Os peritos, no entanto, conseguiram extrair um áudio no qual ele diz ao filho que conseguiria ganhar uma "comissão" no CNU do ano passado.
“Você esqueceu que tem o CNU, meu filho. A nossa comissão vai ser lá no CNU, vou batalhar pra nós, ver se 'nós' consegue na 'poiva' (dinheiro). Tô trabalhando pra isso, entendeu?”, diz a mensagem transcrita.
O irmão do líder do esquema ainda foi flagrado tratando do preço pelas respostas da prova do CNU aplicada no mesmo ano. O dinheiro só seria pago se o "cliente" passasse no exame.
"Então assim, o custo vai ser dobrado porque tem que corromper vigilante, tem que corromper a chefe do vigilante, é um rolo desativar as câmeras, vai ser um negócio de doido, entendeu? Então assim, eu fazendo os cálculos por baixo, fazendo os cálculos por baixo... Euvou lhe cobrar como se fosse ter um boneco, entendeu? 500 mil", diz ele.
O “boneco” seria uma referência ao uso de "dublês" para fazer a prova no lugar de um cliente com um documento falso.
Segundo a PF, o grupo aceitava o pagamento em dinheiro em espécie, ouro, motocicletas e tratamentos odontológicos de "alto valor".
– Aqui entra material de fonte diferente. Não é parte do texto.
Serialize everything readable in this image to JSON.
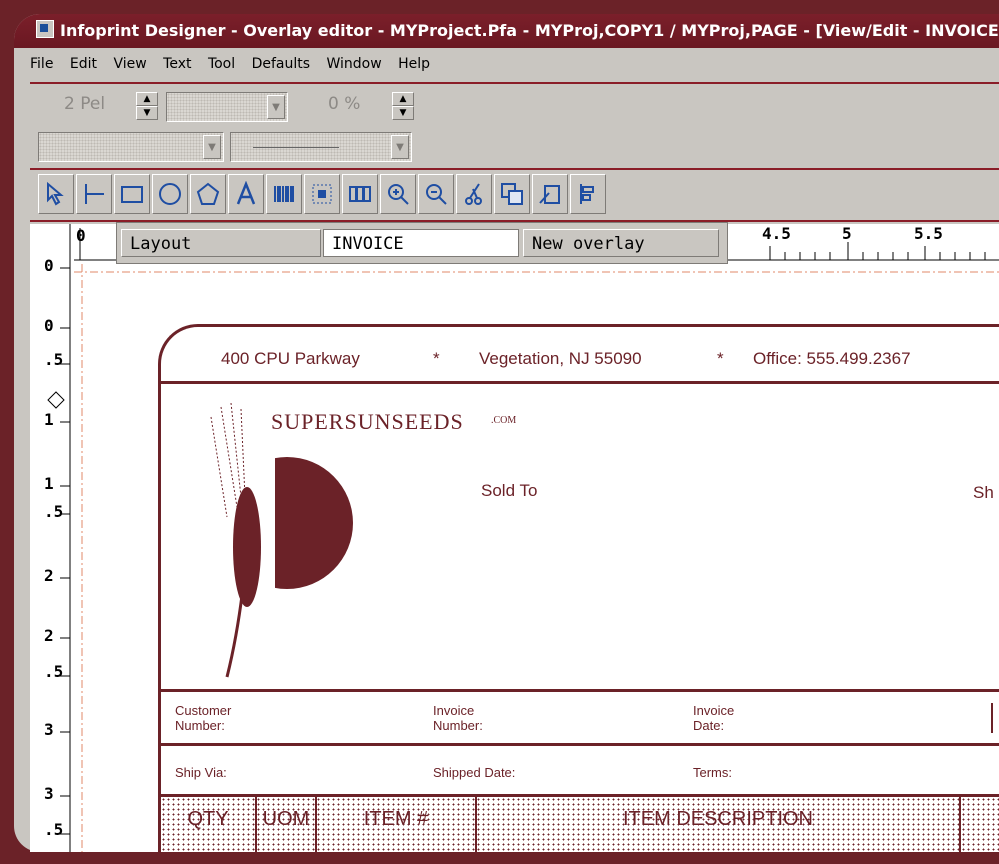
{
  "window": {
    "title": "Infoprint Designer - Overlay editor - MYProject.Pfa - MYProj,COPY1 / MYProj,PAGE - [View/Edit - INVOICE]"
  },
  "menu": [
    "File",
    "Edit",
    "View",
    "Text",
    "Tool",
    "Defaults",
    "Window",
    "Help"
  ],
  "toolbar": {
    "line_width": "2 Pel",
    "percent": "0 %"
  },
  "tabs": {
    "layout": "Layout",
    "name": "INVOICE",
    "new_overlay": "New overlay"
  },
  "ruler": {
    "horizontal": [
      "0",
      "4.5",
      "5",
      "5.5"
    ],
    "vertical": [
      "0",
      "0",
      ".5",
      "1",
      "1",
      ".5",
      "2",
      "2",
      ".5",
      "3",
      "3",
      ".5"
    ]
  },
  "form": {
    "address": "400 CPU Parkway",
    "star1": "*",
    "city": "Vegetation, NJ 55090",
    "star2": "*",
    "office": "Office:  555.499.2367",
    "brand": "SUPERSUNSEEDS",
    "brand_suffix": ".COM",
    "sold_to": "Sold To",
    "ship_to_partial": "Sh",
    "customer_number": [
      "Customer",
      "Number:"
    ],
    "invoice_number": [
      "Invoice",
      "Number:"
    ],
    "invoice_date": [
      "Invoice",
      "Date:"
    ],
    "ship_via": "Ship Via:",
    "shipped_date": "Shipped Date:",
    "terms": "Terms:",
    "col_qty": "QTY",
    "col_uom": "UOM",
    "col_item": "ITEM #",
    "col_desc": "ITEM DESCRIPTION"
  },
  "colors": {
    "frame": "#6b2228",
    "accent": "#1f4ea3"
  }
}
Além do núcleo familiar de Patos, a organização criminosa ainda contava com um policial militar da ativa do Rio Grande do Norte, que era dono de uma clínica odontológica suspeita de movimentar os recursos do grupo; e um homem com longo histórico de fraudes em concursos públicos desde 2017. Segundo a PF, ele seria um dos responsáveis por obter as respostas dos testes.